O poder da cultura como vetor de transformação social
"É fundamental fazermos uma reflexão sobre formas de utilizar a arte e a cultura como ferramentas de transformação social, promovendo a democratização do acesso da população feminina encarcerada a diferentes atividades."
Gabriela tinha 28 anos quando foi presa. Diarista, negra, mãe de 3 filhos com idades entre 3 e 10 anos. Cometeu o crime de tráfico de drogas, responsável pelo encarceramento de 54% das mulheres, segundo dados do Sistema Penitenciário Brasileiro de 2022. Na prisão, dividiu a cela com dezenas de mulheres que estavam na mesma situação — vulneráveis, abandonadas à própria sorte. Afinal, sabe-se que o homem, quando é preso, costuma receber a visita da mulher toda semana, que ainda traz comida preferida dele. Já a mulher, quando é presa, não recebe o mesmo tratamento.
Trata-se de uma história fictícia, mas que reflete a realidade de muitas mulheres. O Brasil tem a 3ª maior população feminina encarcerada do mundo, segundo levantamento do World Female Imprisonment List.
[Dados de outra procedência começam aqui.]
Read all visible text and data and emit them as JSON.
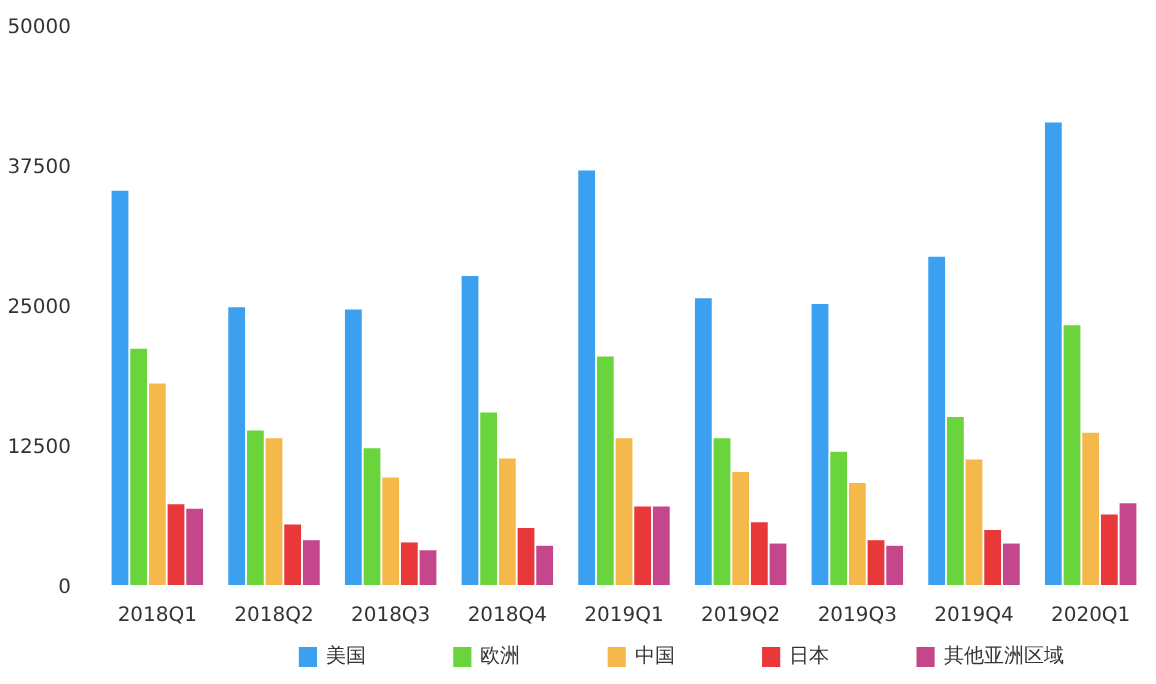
{
  "chart_data": {
    "type": "bar",
    "categories": [
      "2018Q1",
      "2018Q2",
      "2018Q3",
      "2018Q4",
      "2019Q1",
      "2019Q2",
      "2019Q3",
      "2019Q4",
      "2020Q1"
    ],
    "series": [
      {
        "name": "美国",
        "color": "#3ba0f0",
        "values": [
          35200,
          24800,
          24600,
          27600,
          37000,
          25600,
          25100,
          29300,
          41300
        ]
      },
      {
        "name": "欧洲",
        "color": "#6ad43c",
        "values": [
          21100,
          13800,
          12200,
          15400,
          20400,
          13100,
          11900,
          15000,
          23200
        ]
      },
      {
        "name": "中国",
        "color": "#f5b84a",
        "values": [
          18000,
          13100,
          9600,
          11300,
          13100,
          10100,
          9100,
          11200,
          13600
        ]
      },
      {
        "name": "日本",
        "color": "#e8383a",
        "values": [
          7200,
          5400,
          3800,
          5100,
          7000,
          5600,
          4000,
          4900,
          6300
        ]
      },
      {
        "name": "其他亚洲区域",
        "color": "#c4478c",
        "values": [
          6800,
          4000,
          3100,
          3500,
          7000,
          3700,
          3500,
          3700,
          7300
        ]
      }
    ],
    "ylim": [
      0,
      50000
    ],
    "yticks": [
      0,
      12500,
      25000,
      37500,
      50000
    ],
    "grid": false,
    "legend": "bottom"
  }
}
Em 2022, eram mais de 40 mil mulheres e meninas presas em regime provisório ou condenadas, sendo 62% mulheres negras, de acordo com o Ministério da Justiça e Segurança Pública.
Por isso, é fundamental fazermos uma reflexão sobre formas de utilizar a arte e a cultura como ferramentas de transformação social, promovendo a democratização do acesso da população feminina encarcerada a diferentes atividades. Tal abordagem requer um olhar específico, direcionado a um grupo extremamente vulnerável que, historicamente, é excluído do pensamento em torno das políticas culturais no país. Utilizando como exemplo a atuação do Centro Cultural Justiça Federal (CCJF), trata-se de um equipamento cultural diferenciado por ser integrante da estrutura do Poder Judiciário, estando ligado ao Tribunal Regional Federal 2ª Região. Dentro do escopo dos projetos desenvolvidos, a maioria acontece dentro da instituição. Em 2023, o CCJF rompeu os muros que o separam das ruas e iniciou uma série de ações visando dialogar com públicos que têm pouco ou nenhum acesso a espaços culturais.
Uma delas é o projeto LibertArte, que leva sessões de cinema e atividades de corpo a dois presídios femininos da cidade do Rio de Janeiro, Talavera Bruce e Oscar Stevenson. Ele é fruto de um acordo de cooperação inédito assinado entre o CCJF e a Secretaria de Estado de Administração Penitenciária do Rio de Janeiro (SEAP RJ). A curadoria e produção dos cineclubes é realizada em parceria com a Mostra Geração do Festival do Rio, e o projeto de dança Corpo, Gesto e Afeto, com professoras da UFRJ e da UFF.
Apesar de recente, os resultados do projeto já são visíveis nos depoimentos das participantes. Uma delas declarou que a dança sempre a “ajudou a lidar com a depressão e ansiedade”; outra disse que “a iniciativa é libertadora para o corpo e a mente”. Além de democratizar o acesso à arte e cultura, espera-se que essas atividades funcionem, inclusive, como um possível caminho de reinserção no mercado de trabalho, afinal são muitas as oportunidades de atuação nesse setor.
Os direitos e condições para a criação e fruição cultural por grupos vulneráveis são conquistas a serem alcançadas aos poucos. É uma pauta na qual gestores e instituições culturais podem (e devem) assumir o protagonismo. Desta forma, acreditamos que justiça e cultura devem caminhar juntas, contribuindo para a construção de uma sociedade mais democrática e inclusiva.